Irrespective of when the seniors -- Shikhar Dhawan, Ravichandran Ashwin, Suresh Raina, Ravindra Jadeja and Mohammed Shami -- return to the fold, India have enough bench strength to win ODIs at home. Yet in two matches, India haven’t been able to chase down totals that aren’t jaw-dropping in the least.
On both occasions, India ran out of experience around the halfway mark. And irrespective of their promise, it is still a bit premature to ask Manish Pandey, Kedar Jadhav or Hardik Pandya to finish the game by themselves. MS Dhoni spoke about giving them time after India’s defeat in Ranchi on Wednesday.
But it seems that if one of the experienced players is always present at one end to guide the junior, the youngsters can make better use of that time. That can only happen with a balanced batting order.
In this series, India have opted for Ajinkya Rahane to open with Rohit Sharma. Virat Kohli comes in next while for the last two ODIs, Dhoni has come at No.4 with mixed results.
It would make much more sense if the experience is spread across the batting line-up. Not only does it make the batting look deeper, it also ensures hopes of a win don’t evaporate the moment the fourth wicket falls.

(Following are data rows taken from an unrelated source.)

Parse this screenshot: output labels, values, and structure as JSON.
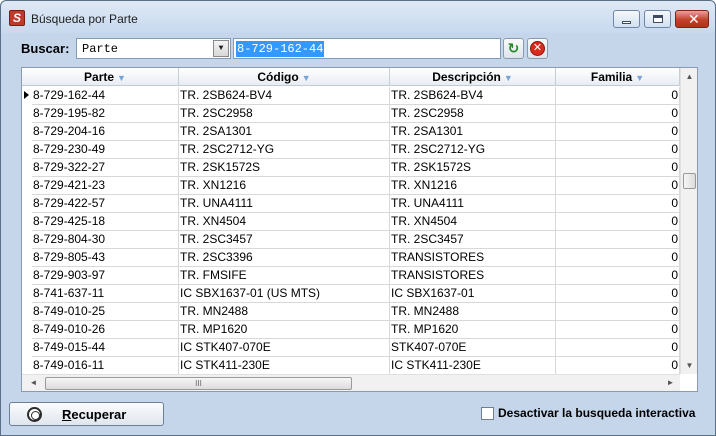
{
  "window": {
    "title": "Búsqueda por Parte",
    "app_icon_glyph": "S",
    "close_glyph": "✕"
  },
  "search": {
    "label": "Buscar:",
    "field_selected": "Parte",
    "query": "8-729-162-44",
    "dropdown_arrow": "▼",
    "refresh_glyph": "↻",
    "cancel_glyph": "✕"
  },
  "grid": {
    "columns": [
      "Parte",
      "Código",
      "Descripción",
      "Familia"
    ],
    "sort_glyph": "▼",
    "selected_row_index": 0,
    "rows": [
      [
        "8-729-162-44",
        "TR. 2SB624-BV4",
        "TR. 2SB624-BV4",
        "0"
      ],
      [
        "8-729-195-82",
        "TR. 2SC2958",
        "TR. 2SC2958",
        "0"
      ],
      [
        "8-729-204-16",
        "TR. 2SA1301",
        "TR. 2SA1301",
        "0"
      ],
      [
        "8-729-230-49",
        "TR. 2SC2712-YG",
        "TR. 2SC2712-YG",
        "0"
      ],
      [
        "8-729-322-27",
        "TR. 2SK1572S",
        "TR. 2SK1572S",
        "0"
      ],
      [
        "8-729-421-23",
        "TR. XN1216",
        "TR. XN1216",
        "0"
      ],
      [
        "8-729-422-57",
        "TR. UNA4111",
        "TR. UNA4111",
        "0"
      ],
      [
        "8-729-425-18",
        "TR. XN4504",
        "TR. XN4504",
        "0"
      ],
      [
        "8-729-804-30",
        "TR. 2SC3457",
        "TR. 2SC3457",
        "0"
      ],
      [
        "8-729-805-43",
        "TR. 2SC3396",
        "TRANSISTORES",
        "0"
      ],
      [
        "8-729-903-97",
        "TR. FMSIFE",
        "TRANSISTORES",
        "0"
      ],
      [
        "8-741-637-11",
        "IC SBX1637-01 (US MTS)",
        "IC SBX1637-01",
        "0"
      ],
      [
        "8-749-010-25",
        "TR. MN2488",
        "TR. MN2488",
        "0"
      ],
      [
        "8-749-010-26",
        "TR. MP1620",
        "TR. MP1620",
        "0"
      ],
      [
        "8-749-015-44",
        "IC STK407-070E",
        "STK407-070E",
        "0"
      ],
      [
        "8-749-016-11",
        "IC STK411-230E",
        "IC STK411-230E",
        "0"
      ]
    ],
    "scroll": {
      "up": "▲",
      "down": "▼",
      "left": "◄",
      "right": "►",
      "h_grip": "III"
    }
  },
  "footer": {
    "recover_label": "Recuperar",
    "recover_accesskey": "R",
    "checkbox_label": "Desactivar la busqueda interactiva",
    "checkbox_checked": false
  }
}
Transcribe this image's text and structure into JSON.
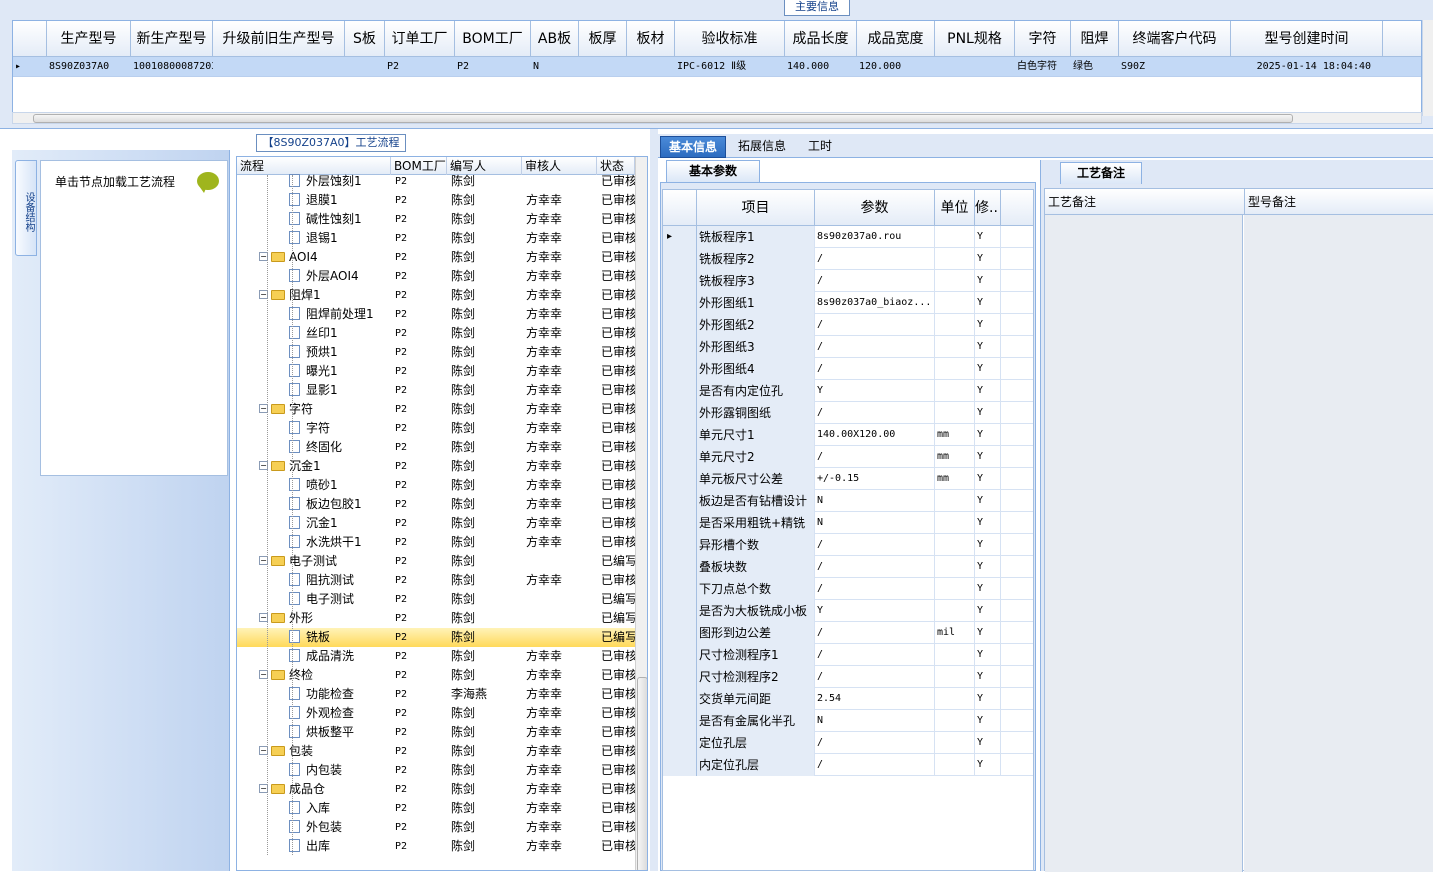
{
  "top": {
    "label": "主要信息",
    "columns": [
      "生产型号",
      "新生产型号",
      "升级前旧生产型号",
      "S板",
      "订单工厂",
      "BOM工厂",
      "AB板",
      "板厚",
      "板材",
      "验收标准",
      "成品长度",
      "成品宽度",
      "PNL规格",
      "字符",
      "阻焊",
      "终端客户代码",
      "型号创建时间"
    ],
    "row": [
      "8S90Z037A0",
      "10010800087203",
      "",
      "",
      "P2",
      "P2",
      "N",
      "",
      "",
      "IPC-6012 Ⅱ级",
      "140.000",
      "120.000",
      "",
      "白色字符",
      "绿色",
      "S90Z",
      "2025-01-14 18:04:40"
    ]
  },
  "left": {
    "tab_label": "设备结构",
    "hint": "单击节点加载工艺流程"
  },
  "process": {
    "title": "【8S90Z037A0】工艺流程",
    "columns": [
      "流程",
      "BOM工厂",
      "编写人",
      "审核人",
      "状态"
    ],
    "rows": [
      {
        "level": 1,
        "name": "外层蚀刻1",
        "bom": "P2",
        "writer": "陈剑",
        "reviewer": "",
        "status": "已审核"
      },
      {
        "level": 1,
        "name": "退膜1",
        "bom": "P2",
        "writer": "陈剑",
        "reviewer": "方幸幸",
        "status": "已审核"
      },
      {
        "level": 1,
        "name": "碱性蚀刻1",
        "bom": "P2",
        "writer": "陈剑",
        "reviewer": "方幸幸",
        "status": "已审核"
      },
      {
        "level": 1,
        "name": "退锡1",
        "bom": "P2",
        "writer": "陈剑",
        "reviewer": "方幸幸",
        "status": "已审核"
      },
      {
        "level": 0,
        "name": "AOI4",
        "bom": "P2",
        "writer": "陈剑",
        "reviewer": "方幸幸",
        "status": "已审核"
      },
      {
        "level": 1,
        "name": "外层AOI4",
        "bom": "P2",
        "writer": "陈剑",
        "reviewer": "方幸幸",
        "status": "已审核"
      },
      {
        "level": 0,
        "name": "阻焊1",
        "bom": "P2",
        "writer": "陈剑",
        "reviewer": "方幸幸",
        "status": "已审核"
      },
      {
        "level": 1,
        "name": "阻焊前处理1",
        "bom": "P2",
        "writer": "陈剑",
        "reviewer": "方幸幸",
        "status": "已审核"
      },
      {
        "level": 1,
        "name": "丝印1",
        "bom": "P2",
        "writer": "陈剑",
        "reviewer": "方幸幸",
        "status": "已审核"
      },
      {
        "level": 1,
        "name": "预烘1",
        "bom": "P2",
        "writer": "陈剑",
        "reviewer": "方幸幸",
        "status": "已审核"
      },
      {
        "level": 1,
        "name": "曝光1",
        "bom": "P2",
        "writer": "陈剑",
        "reviewer": "方幸幸",
        "status": "已审核"
      },
      {
        "level": 1,
        "name": "显影1",
        "bom": "P2",
        "writer": "陈剑",
        "reviewer": "方幸幸",
        "status": "已审核"
      },
      {
        "level": 0,
        "name": "字符",
        "bom": "P2",
        "writer": "陈剑",
        "reviewer": "方幸幸",
        "status": "已审核"
      },
      {
        "level": 1,
        "name": "字符",
        "bom": "P2",
        "writer": "陈剑",
        "reviewer": "方幸幸",
        "status": "已审核"
      },
      {
        "level": 1,
        "name": "终固化",
        "bom": "P2",
        "writer": "陈剑",
        "reviewer": "方幸幸",
        "status": "已审核"
      },
      {
        "level": 0,
        "name": "沉金1",
        "bom": "P2",
        "writer": "陈剑",
        "reviewer": "方幸幸",
        "status": "已审核"
      },
      {
        "level": 1,
        "name": "喷砂1",
        "bom": "P2",
        "writer": "陈剑",
        "reviewer": "方幸幸",
        "status": "已审核"
      },
      {
        "level": 1,
        "name": "板边包胶1",
        "bom": "P2",
        "writer": "陈剑",
        "reviewer": "方幸幸",
        "status": "已审核"
      },
      {
        "level": 1,
        "name": "沉金1",
        "bom": "P2",
        "writer": "陈剑",
        "reviewer": "方幸幸",
        "status": "已审核"
      },
      {
        "level": 1,
        "name": "水洗烘干1",
        "bom": "P2",
        "writer": "陈剑",
        "reviewer": "方幸幸",
        "status": "已审核"
      },
      {
        "level": 0,
        "name": "电子测试",
        "bom": "P2",
        "writer": "陈剑",
        "reviewer": "",
        "status": "已编写"
      },
      {
        "level": 1,
        "name": "阻抗测试",
        "bom": "P2",
        "writer": "陈剑",
        "reviewer": "方幸幸",
        "status": "已审核"
      },
      {
        "level": 1,
        "name": "电子测试",
        "bom": "P2",
        "writer": "陈剑",
        "reviewer": "",
        "status": "已编写"
      },
      {
        "level": 0,
        "name": "外形",
        "bom": "P2",
        "writer": "陈剑",
        "reviewer": "",
        "status": "已编写"
      },
      {
        "level": 1,
        "name": "铣板",
        "bom": "P2",
        "writer": "陈剑",
        "reviewer": "",
        "status": "已编写",
        "selected": true
      },
      {
        "level": 1,
        "name": "成品清洗",
        "bom": "P2",
        "writer": "陈剑",
        "reviewer": "方幸幸",
        "status": "已审核"
      },
      {
        "level": 0,
        "name": "终检",
        "bom": "P2",
        "writer": "陈剑",
        "reviewer": "方幸幸",
        "status": "已审核"
      },
      {
        "level": 1,
        "name": "功能检查",
        "bom": "P2",
        "writer": "李海燕",
        "reviewer": "方幸幸",
        "status": "已审核"
      },
      {
        "level": 1,
        "name": "外观检查",
        "bom": "P2",
        "writer": "陈剑",
        "reviewer": "方幸幸",
        "status": "已审核"
      },
      {
        "level": 1,
        "name": "烘板整平",
        "bom": "P2",
        "writer": "陈剑",
        "reviewer": "方幸幸",
        "status": "已审核"
      },
      {
        "level": 0,
        "name": "包装",
        "bom": "P2",
        "writer": "陈剑",
        "reviewer": "方幸幸",
        "status": "已审核"
      },
      {
        "level": 1,
        "name": "内包装",
        "bom": "P2",
        "writer": "陈剑",
        "reviewer": "方幸幸",
        "status": "已审核"
      },
      {
        "level": 0,
        "name": "成品仓",
        "bom": "P2",
        "writer": "陈剑",
        "reviewer": "方幸幸",
        "status": "已审核"
      },
      {
        "level": 1,
        "name": "入库",
        "bom": "P2",
        "writer": "陈剑",
        "reviewer": "方幸幸",
        "status": "已审核"
      },
      {
        "level": 1,
        "name": "外包装",
        "bom": "P2",
        "writer": "陈剑",
        "reviewer": "方幸幸",
        "status": "已审核"
      },
      {
        "level": 1,
        "name": "出库",
        "bom": "P2",
        "writer": "陈剑",
        "reviewer": "方幸幸",
        "status": "已审核"
      }
    ]
  },
  "tabs": [
    "基本信息",
    "拓展信息",
    "工时"
  ],
  "params": {
    "subtab": "基本参数",
    "columns": [
      "项目",
      "参数",
      "单位",
      "修.."
    ],
    "rows": [
      [
        "铣板程序1",
        "8s90z037a0.rou",
        "",
        "Y"
      ],
      [
        "铣板程序2",
        "/",
        "",
        "Y"
      ],
      [
        "铣板程序3",
        "/",
        "",
        "Y"
      ],
      [
        "外形图纸1",
        "8s90z037a0_biaoz...",
        "",
        "Y"
      ],
      [
        "外形图纸2",
        "/",
        "",
        "Y"
      ],
      [
        "外形图纸3",
        "/",
        "",
        "Y"
      ],
      [
        "外形图纸4",
        "/",
        "",
        "Y"
      ],
      [
        "是否有内定位孔",
        "Y",
        "",
        "Y"
      ],
      [
        "外形露铜图纸",
        "/",
        "",
        "Y"
      ],
      [
        "单元尺寸1",
        "140.00X120.00",
        "mm",
        "Y"
      ],
      [
        "单元尺寸2",
        "/",
        "mm",
        "Y"
      ],
      [
        "单元板尺寸公差",
        "+/-0.15",
        "mm",
        "Y"
      ],
      [
        "板边是否有钻槽设计",
        "N",
        "",
        "Y"
      ],
      [
        "是否采用粗铣+精铣",
        "N",
        "",
        "Y"
      ],
      [
        "异形槽个数",
        "/",
        "",
        "Y"
      ],
      [
        "叠板块数",
        "/",
        "",
        "Y"
      ],
      [
        "下刀点总个数",
        "/",
        "",
        "Y"
      ],
      [
        "是否为大板铣成小板",
        "Y",
        "",
        "Y"
      ],
      [
        "图形到边公差",
        "/",
        "mil",
        "Y"
      ],
      [
        "尺寸检测程序1",
        "/",
        "",
        "Y"
      ],
      [
        "尺寸检测程序2",
        "/",
        "",
        "Y"
      ],
      [
        "交货单元间距",
        "2.54",
        "",
        "Y"
      ],
      [
        "是否有金属化半孔",
        "N",
        "",
        "Y"
      ],
      [
        "定位孔层",
        "/",
        "",
        "Y"
      ],
      [
        "内定位孔层",
        "/",
        "",
        "Y"
      ]
    ]
  },
  "remark": {
    "tab": "工艺备注",
    "col1": "工艺备注",
    "col2": "型号备注"
  }
}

This isn’t the first time Rahane is being used as an opener. But given his technical ability to switch between defending and slogging in a matter of few deliveries, Rahane can be of greater use if he comes in at No.5.
In the absence of Dhawan, Pandey could be considered a good option to partner Sharma. A clean hitter of the ball, he can inflict considerable damage when the ball is new and hard.
The century he scored against Deccan Chargers in the 2009 IPL came as an opener so it isn’t as if Pandey won’t be comfortable at the top. This allows Rahane to come lower down the order and steady the ship in case there is too much of a wobble at the top.
There also needs to be clarity on how Dhoni envisions his future as a batsman. Two significant things have happened in this series --- Dhoni has walked his talk of coming up the order twice and Pandya almost won India the Delhi ODI.
By admitting that he is not able to rotate the strike as well as he used to do, Dhoni has complicated the scenario. It is better to come up the order and blast off some quick runs, something he did in Mohali. But then in Ranchi, the same ploy didn’t work because of a tricky pitch.
This is where Dhoni needs to recognise a middle order --- perhaps Rahane, Jadhav and himself --- and shuffle it according to the demand of the match. But whether it’s Pandya or someone else, there is an immediate need to look for the next finisher. And ideally, it should be Dhoni who should be at the other end to guide him in a tough situation and take over if needed.